Uduba encourages entrepreneurs to begin with practical and affordable habits.

She advised entrepreneurs to start with simple, affordable routines, saying consistent sales records, customer activity notes and basic trend tracking, whether through spreadsheets or mobile apps, often reveal insights that point directly to profit-improving opportunities.

Uduba emphasizes that once SMEs build comfort with these internal practices, the next level of growth comes from looking outward and placing their performance in a broader context.

She further said, "Benchmarking against industry data allows business owners to understand whether their prices, turnover rates or customer retention levels match or lag behind the market."

She explained that public datasets, trade association reports and research publications offer valuable reference points, while studying how competitors set prices, run promotions or manage demand cycles enables SMEs to spot lapses in their strategies.

According to her, a firm that routinely sells below the market average might realise it can raise prices, while another with slower stock movement could learn from quicker competitors.

She said benchmarking provides context that strengthens decision-making.

As SMEs expand their understanding of both internal and external data, they begin to unlock new possibilities that go beyond operational adjustments.
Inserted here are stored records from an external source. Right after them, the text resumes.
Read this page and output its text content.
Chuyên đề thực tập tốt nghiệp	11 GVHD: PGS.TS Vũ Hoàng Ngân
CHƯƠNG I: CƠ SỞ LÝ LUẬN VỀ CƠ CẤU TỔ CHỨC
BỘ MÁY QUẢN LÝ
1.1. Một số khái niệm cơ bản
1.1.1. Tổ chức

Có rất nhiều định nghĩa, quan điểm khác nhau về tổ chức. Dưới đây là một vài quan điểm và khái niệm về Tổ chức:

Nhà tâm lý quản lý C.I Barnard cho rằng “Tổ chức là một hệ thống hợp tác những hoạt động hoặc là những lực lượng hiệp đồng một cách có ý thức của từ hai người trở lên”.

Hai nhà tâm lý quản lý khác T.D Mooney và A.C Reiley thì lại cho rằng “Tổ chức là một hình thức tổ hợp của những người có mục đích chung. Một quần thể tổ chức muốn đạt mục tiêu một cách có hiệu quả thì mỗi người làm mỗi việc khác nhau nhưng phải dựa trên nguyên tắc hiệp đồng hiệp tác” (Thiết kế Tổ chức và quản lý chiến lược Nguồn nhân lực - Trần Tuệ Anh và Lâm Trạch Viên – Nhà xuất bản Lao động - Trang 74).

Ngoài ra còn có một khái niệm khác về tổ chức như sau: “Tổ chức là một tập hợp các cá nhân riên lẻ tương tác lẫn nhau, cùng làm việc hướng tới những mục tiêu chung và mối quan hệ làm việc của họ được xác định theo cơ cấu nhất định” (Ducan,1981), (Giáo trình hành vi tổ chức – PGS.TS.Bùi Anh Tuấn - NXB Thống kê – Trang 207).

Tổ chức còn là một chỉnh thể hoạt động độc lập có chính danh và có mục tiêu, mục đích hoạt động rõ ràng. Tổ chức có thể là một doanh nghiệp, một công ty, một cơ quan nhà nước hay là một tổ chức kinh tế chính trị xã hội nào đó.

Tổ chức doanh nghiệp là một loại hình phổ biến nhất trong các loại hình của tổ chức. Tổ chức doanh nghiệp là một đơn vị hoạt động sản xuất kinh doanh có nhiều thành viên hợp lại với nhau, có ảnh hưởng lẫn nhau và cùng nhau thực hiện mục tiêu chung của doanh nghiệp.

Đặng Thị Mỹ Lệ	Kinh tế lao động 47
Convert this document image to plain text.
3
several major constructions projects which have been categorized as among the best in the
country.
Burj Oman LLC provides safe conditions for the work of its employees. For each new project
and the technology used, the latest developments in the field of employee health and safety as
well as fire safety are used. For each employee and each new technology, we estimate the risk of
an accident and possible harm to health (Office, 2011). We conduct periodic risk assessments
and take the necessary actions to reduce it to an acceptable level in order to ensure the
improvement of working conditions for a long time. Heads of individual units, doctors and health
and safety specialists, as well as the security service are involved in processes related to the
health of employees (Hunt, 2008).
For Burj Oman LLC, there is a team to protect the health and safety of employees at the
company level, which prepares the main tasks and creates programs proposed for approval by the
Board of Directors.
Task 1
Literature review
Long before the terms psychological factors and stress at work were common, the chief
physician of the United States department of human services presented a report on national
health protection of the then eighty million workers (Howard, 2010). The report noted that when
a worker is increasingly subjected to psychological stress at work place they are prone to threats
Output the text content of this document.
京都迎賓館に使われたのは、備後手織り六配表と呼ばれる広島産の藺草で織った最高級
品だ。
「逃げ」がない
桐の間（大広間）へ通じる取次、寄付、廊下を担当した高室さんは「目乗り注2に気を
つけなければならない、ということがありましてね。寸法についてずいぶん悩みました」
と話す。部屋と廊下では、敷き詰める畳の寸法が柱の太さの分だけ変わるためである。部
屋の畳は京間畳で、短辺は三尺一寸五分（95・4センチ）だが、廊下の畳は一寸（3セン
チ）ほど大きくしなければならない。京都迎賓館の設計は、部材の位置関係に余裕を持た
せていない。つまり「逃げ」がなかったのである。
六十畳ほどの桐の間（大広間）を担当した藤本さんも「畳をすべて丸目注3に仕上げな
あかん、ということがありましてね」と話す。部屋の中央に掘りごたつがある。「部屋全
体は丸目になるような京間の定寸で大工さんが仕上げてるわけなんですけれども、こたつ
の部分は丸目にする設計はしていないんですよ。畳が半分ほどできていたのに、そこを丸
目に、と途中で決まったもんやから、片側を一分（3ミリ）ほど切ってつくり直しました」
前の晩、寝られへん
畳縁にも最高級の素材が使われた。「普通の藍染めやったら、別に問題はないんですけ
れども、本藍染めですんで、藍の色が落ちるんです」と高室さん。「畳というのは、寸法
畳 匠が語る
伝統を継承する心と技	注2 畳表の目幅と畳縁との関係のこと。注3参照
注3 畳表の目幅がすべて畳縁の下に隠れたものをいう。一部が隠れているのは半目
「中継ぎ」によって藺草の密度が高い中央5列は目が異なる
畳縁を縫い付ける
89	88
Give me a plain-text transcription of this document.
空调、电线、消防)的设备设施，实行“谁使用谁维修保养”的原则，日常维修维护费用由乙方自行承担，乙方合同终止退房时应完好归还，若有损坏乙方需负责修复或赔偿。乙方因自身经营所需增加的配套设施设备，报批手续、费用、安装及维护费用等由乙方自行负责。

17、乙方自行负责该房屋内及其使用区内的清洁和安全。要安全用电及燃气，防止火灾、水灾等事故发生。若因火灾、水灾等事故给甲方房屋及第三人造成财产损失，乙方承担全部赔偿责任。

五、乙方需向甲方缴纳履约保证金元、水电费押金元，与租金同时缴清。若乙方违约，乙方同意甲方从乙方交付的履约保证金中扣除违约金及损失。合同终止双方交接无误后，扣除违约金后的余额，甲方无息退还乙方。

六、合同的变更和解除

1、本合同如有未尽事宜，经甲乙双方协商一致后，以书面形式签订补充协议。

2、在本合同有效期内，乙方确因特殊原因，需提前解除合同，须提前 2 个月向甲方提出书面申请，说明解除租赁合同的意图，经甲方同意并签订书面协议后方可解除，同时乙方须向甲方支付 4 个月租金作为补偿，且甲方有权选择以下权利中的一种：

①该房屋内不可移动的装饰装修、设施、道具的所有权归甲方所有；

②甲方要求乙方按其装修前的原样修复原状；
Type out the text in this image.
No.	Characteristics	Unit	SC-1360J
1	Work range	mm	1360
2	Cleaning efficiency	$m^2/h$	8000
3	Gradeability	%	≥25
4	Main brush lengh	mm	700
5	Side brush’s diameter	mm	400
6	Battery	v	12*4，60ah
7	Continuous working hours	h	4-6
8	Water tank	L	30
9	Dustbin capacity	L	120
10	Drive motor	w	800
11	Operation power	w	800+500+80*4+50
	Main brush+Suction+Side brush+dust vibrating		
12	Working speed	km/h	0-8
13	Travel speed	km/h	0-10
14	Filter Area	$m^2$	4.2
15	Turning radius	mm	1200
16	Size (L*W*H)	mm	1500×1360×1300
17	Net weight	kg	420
Uduba said SMEs that deepen their understanding of both internal metrics and external market data begin to unlock broader opportunities such as more accurate demand forecasting, improved supplier negotiations, refined customer segmentation and better product planning.

She explained that in African markets where conditions shift rapidly and resources are stretched, these data-driven capabilities often determine whether a business merely survives or outpaces rivals, adding that data ultimately becomes a pillar for innovation, resilience and long-term planning.

As African economies continue advancing toward digitalization, Uduba believes that SMEs that invest in data literacy, forecasting and competitive insight will be better positioned to scale and compete in both regional and global markets.

For her, the message is straightforward: "The future belongs to businesses that treat data as a foundation for smarter and more intentional growth."